A minor emergency saw me on the train to Campbelltown the other day. Now, I'm not opposed to public transport, quite the contrary. The area I live in boasts clean and reliable buses and trains (if you don't compare them to Swiss or German services) populated by polite, respectful passengers. In a word, boring. The service I was fortunate enough to ride on that day was a lesson in the diversity of Sydney, its people and their customs.

Although I was grateful to the passengers who listened to the music through their headphones loud enough to share with me, I thought I might look for a seat where I could get some reading done. I found an empty one in a quiet area of the carriage and spread out my paperwork. Luckily for me the ride was smooth as I stuck to the seats and floor. Neither my papers nor I were going anywhere! There a unique aroma to challenge my olfactory range as well; I think it's best described as urine of transient. 

I remember catching suburban services regularly in the late eighties and I'm pretty sure this particular train hadn't been cleaned since then. Luckily for me – I do hate the smell of cleanliness and the products providing it.  

By Liverpool, I had been entertained for some time by a rock medley from the eighties being played at full volume by a group of unwashed gentlemen who clearly weren't at all shy that they couldn't carry a tune. Singing at the top of their lungs, the fact they didn't know the words wasn't a concern either. One must admire their confidence.

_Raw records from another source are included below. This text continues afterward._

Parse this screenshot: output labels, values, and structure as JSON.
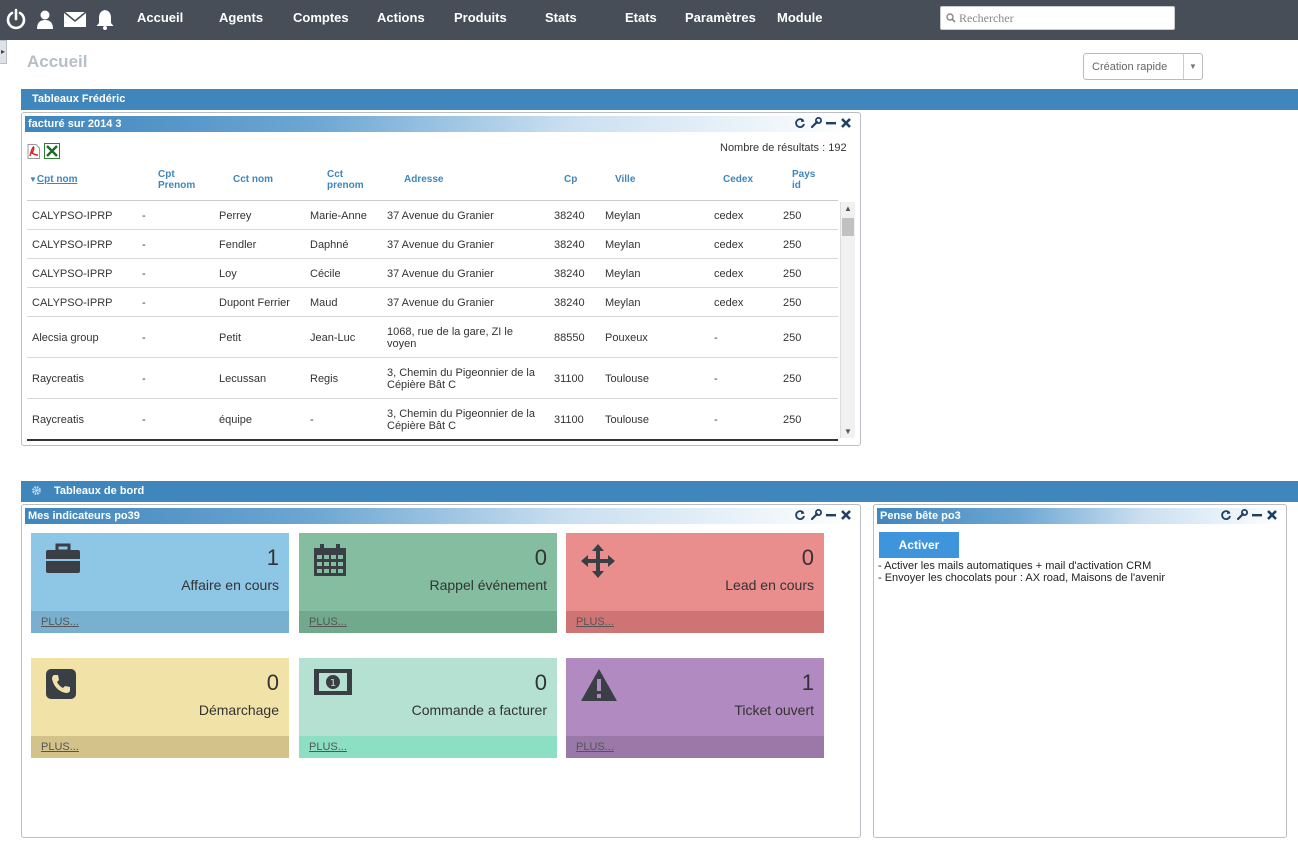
{
  "nav": {
    "items": [
      "Accueil",
      "Agents",
      "Comptes",
      "Actions",
      "Produits",
      "Stats",
      "Etats",
      "Paramètres",
      "Module"
    ],
    "search_placeholder": "Rechercher"
  },
  "page": {
    "title": "Accueil",
    "quick_create": "Création rapide"
  },
  "section1": {
    "title": "Tableaux Frédéric",
    "panel_title": "facturé sur 2014   3",
    "result_count": "Nombre de résultats : 192",
    "columns": [
      "Cpt nom",
      "Cpt\nPrenom",
      "Cct nom",
      "Cct\nprenom",
      "Adresse",
      "Cp",
      "Ville",
      "Cedex",
      "Pays\nid"
    ],
    "rows": [
      [
        "CALYPSO-IPRP",
        "-",
        "Perrey",
        "Marie-Anne",
        "37 Avenue du Granier",
        "38240",
        "Meylan",
        "cedex",
        "250"
      ],
      [
        "CALYPSO-IPRP",
        "-",
        "Fendler",
        "Daphné",
        "37 Avenue du Granier",
        "38240",
        "Meylan",
        "cedex",
        "250"
      ],
      [
        "CALYPSO-IPRP",
        "-",
        "Loy",
        "Cécile",
        "37 Avenue du Granier",
        "38240",
        "Meylan",
        "cedex",
        "250"
      ],
      [
        "CALYPSO-IPRP",
        "-",
        "Dupont Ferrier",
        "Maud",
        "37 Avenue du Granier",
        "38240",
        "Meylan",
        "cedex",
        "250"
      ],
      [
        "Alecsia group",
        "-",
        "Petit",
        "Jean-Luc",
        "1068, rue de la gare, ZI le voyen",
        "88550",
        "Pouxeux",
        "-",
        "250"
      ],
      [
        "Raycreatis",
        "-",
        "Lecussan",
        "Regis",
        "3, Chemin du Pigeonnier de la Cépière Bât C",
        "31100",
        "Toulouse",
        "-",
        "250"
      ],
      [
        "Raycreatis",
        "-",
        "équipe",
        "-",
        "3, Chemin du Pigeonnier de la Cépière Bât C",
        "31100",
        "Toulouse",
        "-",
        "250"
      ]
    ]
  },
  "section2": {
    "title": "Tableaux de bord",
    "indicators_title": "Mes indicateurs   po39",
    "plus_label": "PLUS...",
    "tiles": [
      {
        "icon": "briefcase-icon",
        "count": "1",
        "label": "Affaire en cours",
        "bg": "#8ec6e6",
        "foot": "#7ab0cf"
      },
      {
        "icon": "calendar-icon",
        "count": "0",
        "label": "Rappel événement",
        "bg": "#84bda0",
        "foot": "#70a98b"
      },
      {
        "icon": "move-arrows-icon",
        "count": "0",
        "label": "Lead en cours",
        "bg": "#e98d8d",
        "foot": "#cf7474"
      },
      {
        "icon": "phone-icon",
        "count": "0",
        "label": "Démarchage",
        "bg": "#f1e3a8",
        "foot": "#d3c38a"
      },
      {
        "icon": "banknote-icon",
        "count": "0",
        "label": "Commande a facturer",
        "bg": "#b4e1d1",
        "foot": "#8ddfc3"
      },
      {
        "icon": "warning-icon",
        "count": "1",
        "label": "Ticket ouvert",
        "bg": "#b08ac0",
        "foot": "#9a78a8"
      }
    ],
    "memo_title": "Pense bête   po3",
    "memo_button": "Activer",
    "memo_lines": [
      "- Activer les mails automatiques + mail d'activation CRM",
      "- Envoyer les chocolats pour : AX road, Maisons de l'avenir"
    ]
  }
}
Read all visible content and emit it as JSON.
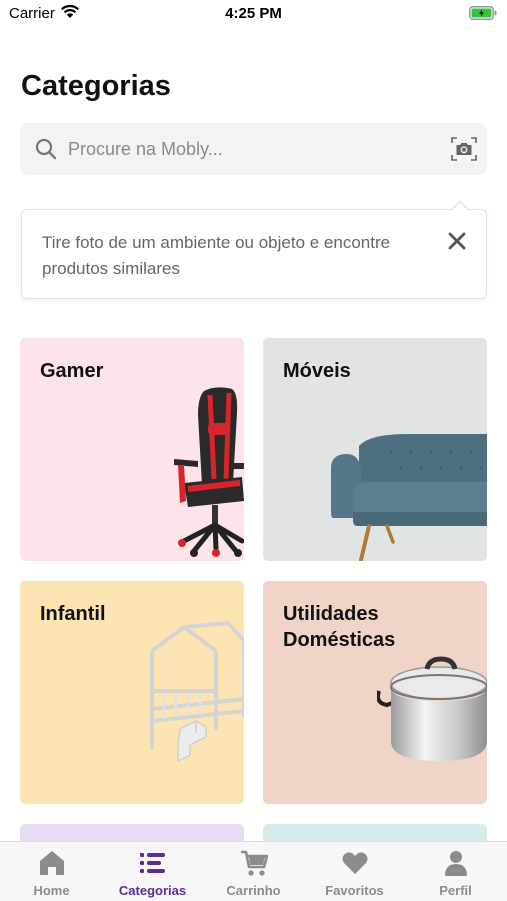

After that, I took notes on parenting from a woman in pink track suit pants and ugg boots who referred to her four offspring (who looked very different from one another) as f$%*# little c&%$! I will try this bold technique on my own daughter the next time she has the audacity to ask to go to the toilet.

Another chap gave a very visual lesson and I regret that I didn't take the opportunity to photograph him picking his scabs and examining them in the sunlight streaming through the graffitied windows. I don't believe I have adequately commited the details to memory. 

Unfortunately, my colourful journey ended a mere hour and forty five later. I stepped off the train, took a deep breath and contemplated the wonderful, diverse city in which we live.